A full explanation of this must start with defining the atom. [This Northwestern University physics document defines atoms as the building blocks for everything in the universe](https://www.nrc.gov/reading-rm/basic-ref/students/science-101/what-is-an-atom.html). They are sphere-like in shape and are made up of three smaller subatomic particles.[ Protons and neutrons make up the center of the sphere called the nucleus and the electrons fly around outside the nucleus in a sort of cloud.](https://www.qrg.northwestern.edu/projects/vss/docs/Propulsion/1-what-is-an-atom.html) A common analogy is that electrons float around the nucleus of an atom kind of like vapor droplets in a rain cloud, moving around in space while staying within the cloud itself. [The big difference between electrons and the other subatomic particles is that they are free to move around outside the nucleus](https://www.britannica.com/science/electron), which makes it easier for them to move from atom to atom.

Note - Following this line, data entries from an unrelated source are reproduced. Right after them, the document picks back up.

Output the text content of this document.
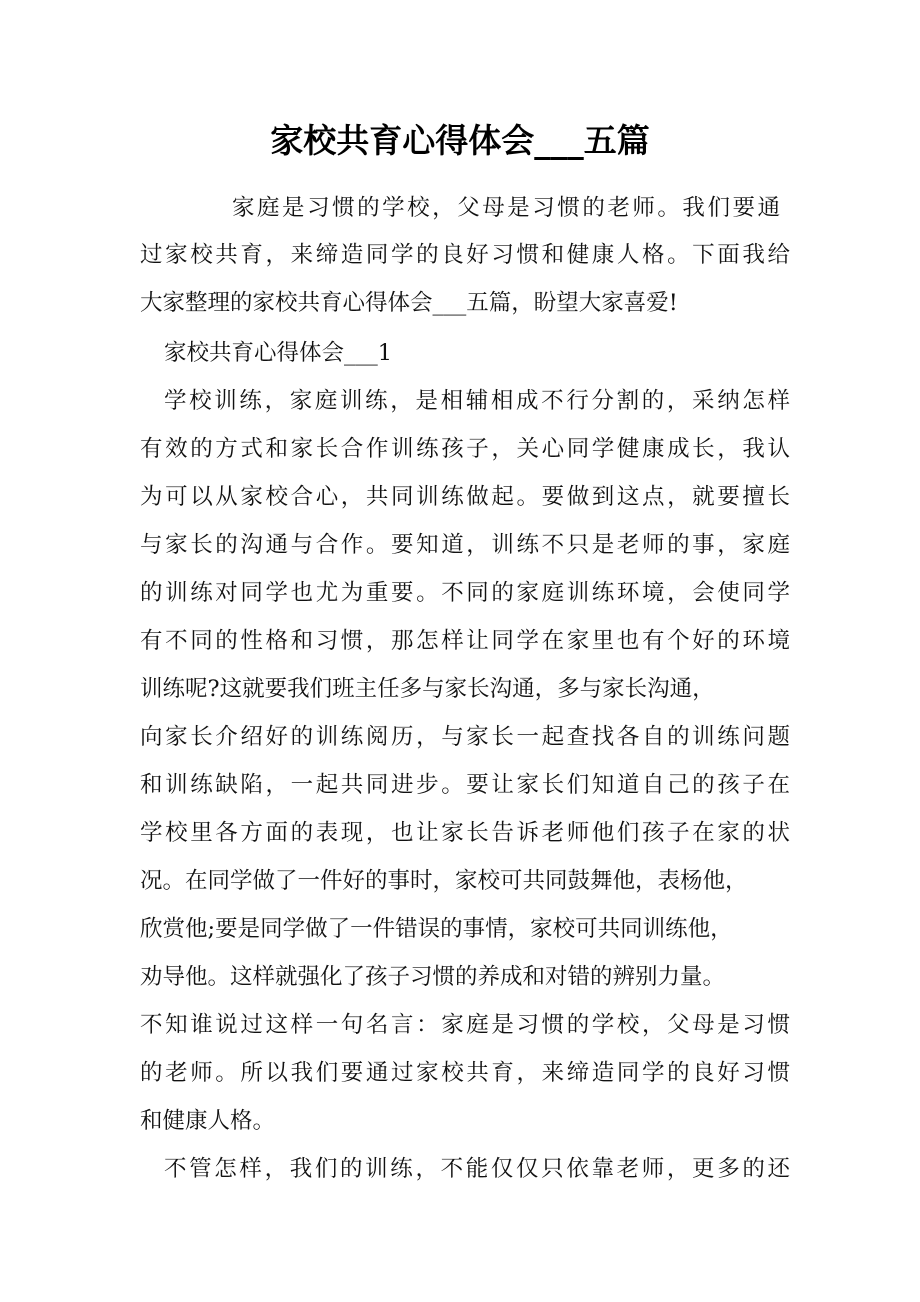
家校共育心得体会___五篇
家庭是习惯的学校，父母是习惯的老师。我们要通
过家校共育，来缔造同学的良好习惯和健康人格。下面我给
大家整理的家校共育心得体会___五篇，盼望大家喜爱!
家校共育心得体会___1
学校训练，家庭训练，是相辅相成不行分割的，采纳怎样
有效的方式和家长合作训练孩子，关心同学健康成长，我认
为可以从家校合心，共同训练做起。要做到这点，就要擅长
与家长的沟通与合作。要知道，训练不只是老师的事，家庭
的训练对同学也尤为重要。不同的家庭训练环境，会使同学
有不同的性格和习惯，那怎样让同学在家里也有个好的环境
训练呢?这就要我们班主任多与家长沟通，多与家长沟通，
向家长介绍好的训练阅历，与家长一起查找各自的训练问题
和训练缺陷，一起共同进步。要让家长们知道自己的孩子在
学校里各方面的表现，也让家长告诉老师他们孩子在家的状
况。在同学做了一件好的事时，家校可共同鼓舞他，表杨他，
欣赏他;要是同学做了一件错误的事情，家校可共同训练他，
劝导他。这样就强化了孩子习惯的养成和对错的辨别力量。
不知谁说过这样一句名言：家庭是习惯的学校，父母是习惯
的老师。所以我们要通过家校共育，来缔造同学的良好习惯
和健康人格。
不管怎样，我们的训练，不能仅仅只依靠老师，更多的还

Electrons are able to move when they “break free” from the nucleus that was holding in the cloud. The only reason that they are able to do this, is because of an outside force influencing them. [Much like a moth is attracted to a flame](https://www.physicscentral.com/explore/action/dressed-to-impress.cfm), an electron is attracted to the opposite charge, typically the protons in the nucleus. But as this accredited textbook talks about, [when the attraction force to the protons of another atom is stronger than the attraction to an electron’s own nucleus, the other atom will pull the electron away from its atom.](https://www.physicsclassroom.com/class/estatics/Lesson-1/Charge-Interactions) This will happen when a positively charged piece of metal moves close to a neutral piece of metal, some of the electrons in the neutral piece will be pulled toward the positive piece. The outside force of the positive piece allows for electrons to move around the neutral piece because it is greater than the force of the nucleus trying to hold onto the electrons. To further visualize this, see the link attached below.

This concept can also be visualized by imagining there is a dog leashed to a tree. Left alone, the dog might simply be bored, walking or standing around the tree in any random location. In this scenario, think of the dog as the electron, the tree as the nucleus, and the leash indicates how tightly bound the electron is to the nucleus. As of now, the dog is free to move around the tree as he pleases, but if he were to smell a steak at the next tree over he would be immediately attracted to it. He would want to run in that direction as if the steak was a positive charge. If the dog’s attraction to the steak is stronger than the leash holding him back, he’ll break away from his tree and run to the next tree over. The same applies to electrons, they are attracted to opposite charges and when that attraction overcomes their attraction to the nucleus they break free.